ALÈS AGGLO Les élus communautaires jouent les pompiers de service
Ce jeudi soir, en préambule du conseil communautaire d'Alès Agglomération, les sapeurs-pompiers du bassin alésien, en grève depuis le 18 janvier dernier, ont été entendus par les élus locaux. La nouvelle caserne qu'ils réclament pourrait être construite à Bagard.
En grève illimitée depuis un mois tout pile, les sapeurs-pompiers d'Alès ont délaissé quelques minutes le parvis du Cratère qu'ils occupent quotidiennement pour rejoindre le perron du bâtiment Atome. Peu avant le comité des maires, lequel a précédé le conseil communautaire d'Alès Agglomération ce jeudi soir, une vingtaine d'entre eux a été entendue par la presse et une demi-douzaine d'élus locaux.

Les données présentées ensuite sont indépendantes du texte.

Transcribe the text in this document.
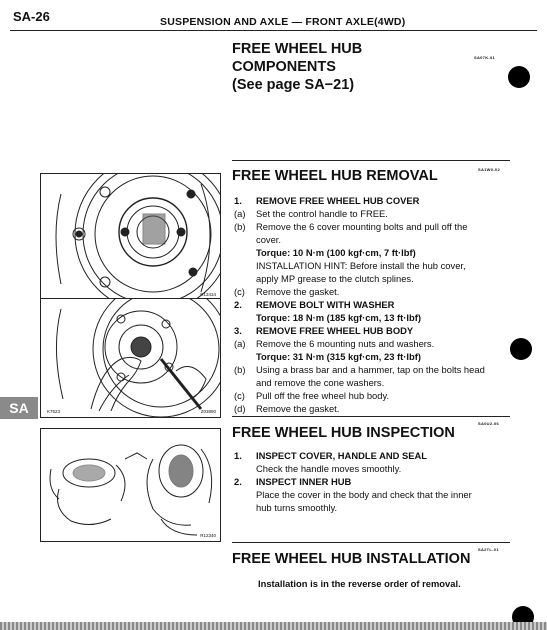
SA-26	SUSPENSION AND AXLE — FRONT AXLE(4WD)
FREE WHEEL HUB
COMPONENTS
(See page SA−21)
SA07K-01
SA1W0-02
FREE WHEEL HUB REMOVAL
1. REMOVE FREE WHEEL HUB COVER
(a) Set the control handle to FREE.
(b) Remove the 6 cover mounting bolts and pull off the
cover.
Torque: 10 N·m (100 kgf·cm, 7 ft·lbf)
INSTALLATION HINT: Before install the hub cover,
apply MP grease to the clutch splines.
(c) Remove the gasket.
2. REMOVE BOLT WITH WASHER
Torque: 18 N·m (185 kgf·cm, 13 ft·lbf)
3. REMOVE FREE WHEEL HUB BODY
(a) Remove the 6 mounting nuts and washers.
Torque: 31 N·m (315 kgf·cm, 23 ft·lbf)
(b) Using a brass bar and a hammer, tap on the bolts head
and remove the cone washers.
(c) Pull off the free wheel hub body.
(d) Remove the gasket.
SA
SA0U2-06
FREE WHEEL HUB INSPECTION
1. INSPECT COVER, HANDLE AND SEAL
Check the handle moves smoothly.
2. INSPECT INNER HUB
Place the cover in the body and check that the inner
hub turns smoothly.
SA2TL-01
FREE WHEEL HUB INSTALLATION
Installation is in the reverse order of removal.
R13434
K7523	Z03890
R12340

"Le manque de moyens humains et l'augmentation du nombre de nos interventions provoquent un sous-dimensionnement de notre service de secours", ont-ils une nouvelle fois alerté, décrivant un problème qui "persiste depuis trop longtemps". Des propos étayés par des chiffres qui font mention de 6 500 interventions par an assurées par 18 pompiers opérationnels chaque jour en 2005, contre 9 300 en 2021 à effectif égal voire légèrement inférieur.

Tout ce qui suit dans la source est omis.